Louisiana officials said they considered reusing Charity, but decided the historic Art Deco structure did not have enough space for future growth. The state will probably offer tax incentives to potential buyers of the building.

The National Trust for Historic Preservation estimates there are some 165 historic structures that will go down if the hospitals are built, a compendium of New Orleans architecture, with shotgun houses predominating. Though the government study says the "majority" of the area is vacant, or parking lots, the trust's New Orleans field director, Walter Gallas, said at a hearing in June: "To deny the significance of such a massive level of neighborhood destruction would be inconceivable."

Gayle Ruth, an office manager who lives in a handsome white-pillar shotgun home with long green shutters on South Tonti Street, in the target zone, said people in the neighborhood had returned at the city's urging.

"A lot of money has been sunk into these properties," she said. "I didn't put all this money into it thinking it would be torn down."

The government will compensate homeowners for their properties, and about $800,000 has been allocated to move one-story homes considered to have exceptional architectural importance. But Mr. Gallas said the money was structured in a way that would help only about 20 homeowners.

The shaky economy here, buffeted by Hurricanes Katrina and Gustav, is not on the preservationists' side, however. The New Orleans area is projected to have fewer jobs in 2010 than it had in 1980, said Loren C. Scott, emeritus professor of economics at L.S.U. Without a handful of major construction projects under way, "you'd really be in a pickle," Mr. Scott said. "There's no announcements," he noted. "They desperately need something like that to occur," he said of the hospital project.

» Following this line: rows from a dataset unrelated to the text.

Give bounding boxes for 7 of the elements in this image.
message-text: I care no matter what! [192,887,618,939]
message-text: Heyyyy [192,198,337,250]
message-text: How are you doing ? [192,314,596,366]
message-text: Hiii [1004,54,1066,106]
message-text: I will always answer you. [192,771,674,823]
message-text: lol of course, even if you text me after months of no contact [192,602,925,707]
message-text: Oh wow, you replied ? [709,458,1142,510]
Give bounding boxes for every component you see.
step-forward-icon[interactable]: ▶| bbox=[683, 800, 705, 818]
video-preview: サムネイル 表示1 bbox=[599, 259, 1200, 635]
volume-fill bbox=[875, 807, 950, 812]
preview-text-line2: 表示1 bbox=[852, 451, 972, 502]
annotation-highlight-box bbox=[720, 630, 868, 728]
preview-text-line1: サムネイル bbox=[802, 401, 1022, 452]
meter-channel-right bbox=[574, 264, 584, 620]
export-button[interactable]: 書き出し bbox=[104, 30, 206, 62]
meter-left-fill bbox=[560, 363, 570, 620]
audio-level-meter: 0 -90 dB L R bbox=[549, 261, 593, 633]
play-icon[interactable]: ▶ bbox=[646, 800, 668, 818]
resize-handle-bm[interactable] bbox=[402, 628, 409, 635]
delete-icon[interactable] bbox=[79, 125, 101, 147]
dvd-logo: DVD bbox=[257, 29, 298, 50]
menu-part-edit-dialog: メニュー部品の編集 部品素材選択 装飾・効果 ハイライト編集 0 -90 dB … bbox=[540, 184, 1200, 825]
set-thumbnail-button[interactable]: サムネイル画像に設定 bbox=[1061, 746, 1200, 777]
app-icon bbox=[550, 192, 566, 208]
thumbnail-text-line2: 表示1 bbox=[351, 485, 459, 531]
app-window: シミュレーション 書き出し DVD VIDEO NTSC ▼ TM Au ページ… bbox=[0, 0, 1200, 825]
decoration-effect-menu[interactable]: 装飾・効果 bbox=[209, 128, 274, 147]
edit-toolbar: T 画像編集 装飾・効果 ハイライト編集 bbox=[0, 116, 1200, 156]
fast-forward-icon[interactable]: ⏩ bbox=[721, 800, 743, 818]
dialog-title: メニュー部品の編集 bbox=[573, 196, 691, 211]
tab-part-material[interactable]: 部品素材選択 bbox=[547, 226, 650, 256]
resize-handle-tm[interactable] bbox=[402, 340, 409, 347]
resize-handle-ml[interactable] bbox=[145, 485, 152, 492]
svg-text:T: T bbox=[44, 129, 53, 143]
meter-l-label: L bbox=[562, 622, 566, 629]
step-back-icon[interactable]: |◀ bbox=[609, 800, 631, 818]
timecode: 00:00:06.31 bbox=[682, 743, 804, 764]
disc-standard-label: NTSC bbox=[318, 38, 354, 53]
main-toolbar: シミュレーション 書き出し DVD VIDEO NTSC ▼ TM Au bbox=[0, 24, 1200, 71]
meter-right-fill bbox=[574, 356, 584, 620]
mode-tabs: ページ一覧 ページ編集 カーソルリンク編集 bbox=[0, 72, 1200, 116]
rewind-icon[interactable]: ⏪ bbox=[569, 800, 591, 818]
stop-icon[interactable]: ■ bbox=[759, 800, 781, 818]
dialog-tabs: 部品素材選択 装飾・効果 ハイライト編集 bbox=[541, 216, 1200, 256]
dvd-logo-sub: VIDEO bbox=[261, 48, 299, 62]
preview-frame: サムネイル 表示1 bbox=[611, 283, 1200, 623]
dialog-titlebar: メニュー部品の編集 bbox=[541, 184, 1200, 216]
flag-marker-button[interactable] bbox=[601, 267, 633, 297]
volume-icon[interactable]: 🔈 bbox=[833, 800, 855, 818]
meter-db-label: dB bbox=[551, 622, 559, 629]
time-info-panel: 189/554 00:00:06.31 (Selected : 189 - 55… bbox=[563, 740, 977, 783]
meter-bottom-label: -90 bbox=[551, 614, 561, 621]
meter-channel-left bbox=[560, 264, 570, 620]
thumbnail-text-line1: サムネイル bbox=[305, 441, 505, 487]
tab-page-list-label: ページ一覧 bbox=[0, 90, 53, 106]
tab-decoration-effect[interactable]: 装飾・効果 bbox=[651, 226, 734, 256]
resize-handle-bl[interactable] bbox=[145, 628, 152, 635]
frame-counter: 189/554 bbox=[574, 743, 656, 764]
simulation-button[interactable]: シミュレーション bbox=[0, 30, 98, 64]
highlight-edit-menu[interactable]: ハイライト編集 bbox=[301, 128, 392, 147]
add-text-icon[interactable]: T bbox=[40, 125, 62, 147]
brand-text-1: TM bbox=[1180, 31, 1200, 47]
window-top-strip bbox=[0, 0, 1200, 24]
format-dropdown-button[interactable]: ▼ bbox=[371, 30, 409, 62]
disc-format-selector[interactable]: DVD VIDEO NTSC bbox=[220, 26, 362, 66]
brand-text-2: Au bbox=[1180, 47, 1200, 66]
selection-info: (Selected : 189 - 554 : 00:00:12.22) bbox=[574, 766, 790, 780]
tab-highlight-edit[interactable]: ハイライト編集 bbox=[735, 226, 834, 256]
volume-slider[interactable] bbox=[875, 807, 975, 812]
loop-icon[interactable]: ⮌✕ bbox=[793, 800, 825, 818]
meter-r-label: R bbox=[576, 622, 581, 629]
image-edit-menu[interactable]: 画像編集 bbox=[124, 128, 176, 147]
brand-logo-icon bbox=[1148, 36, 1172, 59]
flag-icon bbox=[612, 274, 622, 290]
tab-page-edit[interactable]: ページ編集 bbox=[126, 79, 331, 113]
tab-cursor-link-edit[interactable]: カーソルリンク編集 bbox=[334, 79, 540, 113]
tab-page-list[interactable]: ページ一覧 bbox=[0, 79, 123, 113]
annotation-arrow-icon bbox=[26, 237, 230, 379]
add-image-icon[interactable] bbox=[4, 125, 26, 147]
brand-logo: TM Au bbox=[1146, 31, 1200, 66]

In the neighborhood, there remains an attachment to the old if scruffy ways with dreams of a better future, a familiar New Orleans dichotomy. Some said they would not mind selling, if only they could be sure the promises would come true, this time. "To me, New Orleans is dead or dying," said Frank Coco, a high school science teacher. "I don't see anything happening right now to give me hope for New Orleans. If this would revive it, I'd be thrilled."

But at the Outerbanks bar, a third-generation carpenter, Ricky Stephens, could already imagine the backhoes tearing into the delicate architectural details - spindles, lacy wood, pillars, posts and brackets, all cypress wood, much of it handmade.

"This is a historic neighborhood," Mr. Stephens said. "You're just going to tear it down like it's nothing."